Il faudrait également bénéficier de postes de praticiens hospitaliers du ministère de la Santé, à l’instar du modèle français. Ces derniers pourraient aussi se charger des soins, tandis que les enseignants se concentreraient sur l’enseignement et la recherche. Trois à quatre par service nous aideraient énormément.

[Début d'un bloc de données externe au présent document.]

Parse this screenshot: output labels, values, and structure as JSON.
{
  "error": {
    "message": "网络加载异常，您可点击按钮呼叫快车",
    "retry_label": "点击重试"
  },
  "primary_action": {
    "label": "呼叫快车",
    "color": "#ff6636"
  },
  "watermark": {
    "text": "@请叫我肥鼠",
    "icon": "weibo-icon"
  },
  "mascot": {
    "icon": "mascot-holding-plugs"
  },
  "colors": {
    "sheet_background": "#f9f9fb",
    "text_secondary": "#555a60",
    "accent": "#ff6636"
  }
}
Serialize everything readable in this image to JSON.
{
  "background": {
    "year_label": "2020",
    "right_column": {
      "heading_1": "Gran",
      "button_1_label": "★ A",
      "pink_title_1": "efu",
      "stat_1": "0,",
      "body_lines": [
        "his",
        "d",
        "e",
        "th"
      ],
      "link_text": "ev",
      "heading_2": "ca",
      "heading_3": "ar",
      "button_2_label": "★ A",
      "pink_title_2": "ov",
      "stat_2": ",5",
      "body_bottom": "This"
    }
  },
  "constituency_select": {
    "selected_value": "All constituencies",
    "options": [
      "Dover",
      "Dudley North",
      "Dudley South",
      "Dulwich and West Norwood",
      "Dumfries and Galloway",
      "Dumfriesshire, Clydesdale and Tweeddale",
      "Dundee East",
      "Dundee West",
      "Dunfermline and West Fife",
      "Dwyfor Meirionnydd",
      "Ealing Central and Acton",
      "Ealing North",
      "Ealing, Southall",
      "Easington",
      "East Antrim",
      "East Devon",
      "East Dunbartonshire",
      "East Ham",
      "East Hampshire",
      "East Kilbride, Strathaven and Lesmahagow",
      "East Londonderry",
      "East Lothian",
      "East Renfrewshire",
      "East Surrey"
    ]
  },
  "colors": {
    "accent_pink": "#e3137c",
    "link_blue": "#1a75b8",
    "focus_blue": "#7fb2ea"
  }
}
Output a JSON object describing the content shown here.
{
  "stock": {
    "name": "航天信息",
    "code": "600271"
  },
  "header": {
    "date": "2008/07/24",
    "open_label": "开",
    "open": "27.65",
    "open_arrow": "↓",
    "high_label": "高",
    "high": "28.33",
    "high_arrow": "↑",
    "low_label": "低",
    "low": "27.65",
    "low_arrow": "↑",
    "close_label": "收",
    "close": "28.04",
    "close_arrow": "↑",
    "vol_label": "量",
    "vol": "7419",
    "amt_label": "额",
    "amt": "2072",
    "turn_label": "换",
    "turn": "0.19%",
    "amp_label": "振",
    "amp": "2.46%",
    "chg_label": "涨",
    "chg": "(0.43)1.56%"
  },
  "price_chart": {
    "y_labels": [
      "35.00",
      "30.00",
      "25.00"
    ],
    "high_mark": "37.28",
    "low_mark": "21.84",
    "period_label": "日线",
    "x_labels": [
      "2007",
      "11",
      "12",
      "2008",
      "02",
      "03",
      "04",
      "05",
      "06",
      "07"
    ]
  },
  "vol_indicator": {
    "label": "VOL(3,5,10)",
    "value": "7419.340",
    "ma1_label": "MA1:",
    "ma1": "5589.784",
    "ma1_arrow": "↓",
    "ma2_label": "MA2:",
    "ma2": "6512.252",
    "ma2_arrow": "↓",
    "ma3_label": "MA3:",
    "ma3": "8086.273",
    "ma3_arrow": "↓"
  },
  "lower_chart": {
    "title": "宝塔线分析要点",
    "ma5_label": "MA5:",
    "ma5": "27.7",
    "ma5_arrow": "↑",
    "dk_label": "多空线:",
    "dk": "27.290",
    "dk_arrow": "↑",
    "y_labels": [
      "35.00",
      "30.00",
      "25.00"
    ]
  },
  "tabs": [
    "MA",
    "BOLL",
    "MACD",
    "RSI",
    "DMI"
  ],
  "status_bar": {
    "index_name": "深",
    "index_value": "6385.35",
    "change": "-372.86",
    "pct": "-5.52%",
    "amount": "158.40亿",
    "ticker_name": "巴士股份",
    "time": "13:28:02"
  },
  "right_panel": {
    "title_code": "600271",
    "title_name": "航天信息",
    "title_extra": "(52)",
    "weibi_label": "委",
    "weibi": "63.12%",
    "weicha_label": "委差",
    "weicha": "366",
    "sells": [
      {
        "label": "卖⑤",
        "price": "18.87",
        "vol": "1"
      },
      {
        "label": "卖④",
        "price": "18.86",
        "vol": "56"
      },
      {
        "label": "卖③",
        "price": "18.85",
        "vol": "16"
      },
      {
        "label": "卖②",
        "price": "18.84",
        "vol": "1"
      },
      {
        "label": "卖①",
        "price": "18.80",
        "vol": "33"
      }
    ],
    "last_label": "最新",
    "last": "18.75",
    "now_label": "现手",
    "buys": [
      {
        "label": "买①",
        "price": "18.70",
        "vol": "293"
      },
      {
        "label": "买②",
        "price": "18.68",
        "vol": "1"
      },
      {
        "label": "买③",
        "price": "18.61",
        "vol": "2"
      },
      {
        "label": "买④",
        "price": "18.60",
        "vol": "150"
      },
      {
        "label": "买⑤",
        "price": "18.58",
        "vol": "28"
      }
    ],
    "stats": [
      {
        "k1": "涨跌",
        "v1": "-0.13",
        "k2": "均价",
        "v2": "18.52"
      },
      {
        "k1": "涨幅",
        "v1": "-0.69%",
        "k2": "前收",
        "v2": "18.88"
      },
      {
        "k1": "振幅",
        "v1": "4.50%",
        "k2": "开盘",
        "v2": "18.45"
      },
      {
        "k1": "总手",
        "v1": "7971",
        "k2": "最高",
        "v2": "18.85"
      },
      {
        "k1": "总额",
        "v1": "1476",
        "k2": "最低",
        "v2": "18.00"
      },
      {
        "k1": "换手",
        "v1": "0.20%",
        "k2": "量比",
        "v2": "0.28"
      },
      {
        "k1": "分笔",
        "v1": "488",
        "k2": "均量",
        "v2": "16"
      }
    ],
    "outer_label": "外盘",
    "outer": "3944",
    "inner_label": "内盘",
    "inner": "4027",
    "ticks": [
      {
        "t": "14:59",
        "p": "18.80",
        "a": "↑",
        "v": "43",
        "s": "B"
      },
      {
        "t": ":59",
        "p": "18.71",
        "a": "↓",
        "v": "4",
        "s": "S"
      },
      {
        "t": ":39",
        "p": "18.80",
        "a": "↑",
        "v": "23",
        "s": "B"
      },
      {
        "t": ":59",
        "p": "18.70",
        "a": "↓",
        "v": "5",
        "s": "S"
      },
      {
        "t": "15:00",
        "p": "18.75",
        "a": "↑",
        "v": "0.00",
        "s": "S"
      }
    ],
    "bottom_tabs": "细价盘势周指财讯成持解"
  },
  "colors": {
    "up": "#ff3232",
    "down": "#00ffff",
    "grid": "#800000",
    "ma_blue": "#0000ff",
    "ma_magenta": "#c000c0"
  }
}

La recherche progresse, malgré tout

Même avec peu d’enseignants-chercheurs, les facultés publiques de médecine et de pharmacie essaient d’avancer en matière de recherche scientifique. Avec les appels à projets R&D lancés ces dernières années, elles ont pu décrocher d’importants financements. Celle de Casablanca, par exemple, a obtenu 50 millions de DH du CNRST. La faculté possède, en outre, un budget recherche de près de 20 millions de DH. Cette année, l’établissement a accrédité dix laboratoires de recherche. Plusieurs projets sont aujourd’hui en cours à la faculté, la seule à fabriquer des anticorps monoclonaux au Maroc, dont un appareil de dialyse en partenariat avec le laboratoire de biotechnologies de l’Ensem (qui sera bientôt breveté), et une «chambre blanche», destinée à préparer des greffons cornéens. L’établissement s’apprête aussi à acquérir, pour la première fois, un séquenceur de gènes.